Evet, Paris'in sevdiğimiz neon ışıklarıyla ünlü, hareketli sokağı Pigalle'den esinlenerek bu ismi düşündük. Pigalle, gittiğimiz, sevdiğimiz, mekanlarıyla, renkli hayatıyla meşhur bir bölge zaten. Bu nedenle de isim konusunda böyle bir karar aldık ve Pigalle'i seçtik.
Her şeyden önce kendimize has bir mutfak tarzımız var. Menümüzdeki birçok ürün şef dokunuşlu. Bunların hepsi kendimize has yorumladığımız tabaklar. Ekip olarak seyahat etmeyi çok seviyoruz. Çok araştırıyoruz, çok geziyoruz, ülkelerin trendlerini yerinde inceliyoruz. Bu sebeple yıl 12 aysa, senede 8-10 kez menü değiştiriyoruz, menüye yeni ürün ekliyoruz. Devamlı gastronominin gündemini, dönemin meyve ve sebzelerini takip ediyoruz.
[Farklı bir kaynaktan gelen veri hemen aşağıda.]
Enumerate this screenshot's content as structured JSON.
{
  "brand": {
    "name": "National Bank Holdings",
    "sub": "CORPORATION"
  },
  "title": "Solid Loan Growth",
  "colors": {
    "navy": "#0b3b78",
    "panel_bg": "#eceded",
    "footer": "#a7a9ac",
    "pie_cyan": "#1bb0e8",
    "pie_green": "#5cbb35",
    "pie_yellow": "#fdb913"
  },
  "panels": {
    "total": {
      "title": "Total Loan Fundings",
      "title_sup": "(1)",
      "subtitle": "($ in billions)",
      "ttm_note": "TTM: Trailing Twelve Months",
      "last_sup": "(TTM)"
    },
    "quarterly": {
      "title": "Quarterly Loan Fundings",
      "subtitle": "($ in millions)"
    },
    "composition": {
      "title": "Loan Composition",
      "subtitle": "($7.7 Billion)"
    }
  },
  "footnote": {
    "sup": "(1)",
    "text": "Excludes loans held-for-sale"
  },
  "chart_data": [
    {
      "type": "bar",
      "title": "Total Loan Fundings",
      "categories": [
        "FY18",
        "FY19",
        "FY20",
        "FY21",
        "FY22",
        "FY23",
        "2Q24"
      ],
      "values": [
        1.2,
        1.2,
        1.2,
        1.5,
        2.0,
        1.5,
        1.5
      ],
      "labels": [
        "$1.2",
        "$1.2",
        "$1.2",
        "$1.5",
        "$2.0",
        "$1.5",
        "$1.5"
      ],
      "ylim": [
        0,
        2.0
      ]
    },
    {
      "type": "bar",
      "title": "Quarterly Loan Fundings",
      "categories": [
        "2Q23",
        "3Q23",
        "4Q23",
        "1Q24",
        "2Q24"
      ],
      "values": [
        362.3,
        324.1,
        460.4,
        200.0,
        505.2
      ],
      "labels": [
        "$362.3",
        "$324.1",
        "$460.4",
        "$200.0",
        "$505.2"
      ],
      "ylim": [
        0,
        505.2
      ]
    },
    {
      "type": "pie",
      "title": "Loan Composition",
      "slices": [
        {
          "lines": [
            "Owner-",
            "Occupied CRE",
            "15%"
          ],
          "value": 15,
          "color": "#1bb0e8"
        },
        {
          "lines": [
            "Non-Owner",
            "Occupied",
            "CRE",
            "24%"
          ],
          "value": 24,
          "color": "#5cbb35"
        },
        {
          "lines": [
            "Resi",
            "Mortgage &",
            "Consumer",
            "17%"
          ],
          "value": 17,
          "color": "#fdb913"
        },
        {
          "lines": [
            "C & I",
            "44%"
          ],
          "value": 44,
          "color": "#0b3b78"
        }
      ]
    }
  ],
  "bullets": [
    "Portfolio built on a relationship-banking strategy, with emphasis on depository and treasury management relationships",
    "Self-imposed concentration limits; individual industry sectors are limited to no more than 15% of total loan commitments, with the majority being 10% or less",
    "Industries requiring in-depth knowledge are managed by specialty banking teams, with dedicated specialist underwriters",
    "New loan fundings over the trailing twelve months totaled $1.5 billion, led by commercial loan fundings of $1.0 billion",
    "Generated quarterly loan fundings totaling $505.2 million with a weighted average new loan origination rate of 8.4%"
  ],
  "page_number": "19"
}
Mevsimsel ürünlere oldukça önem veriyoruz. Bu menülerimizi de Sait Furkan Tosun Şef'imizle birlikte çalışıyoruz. O da yaklaşık 6-7 yıldır bizimle beraber. Heyecanlı, araştırmayı seven, genç bir şef. Zaten bu iş heyecan işi. Şimdi de ufak ufak ilkbahar menümüzü çalışmaya başladık.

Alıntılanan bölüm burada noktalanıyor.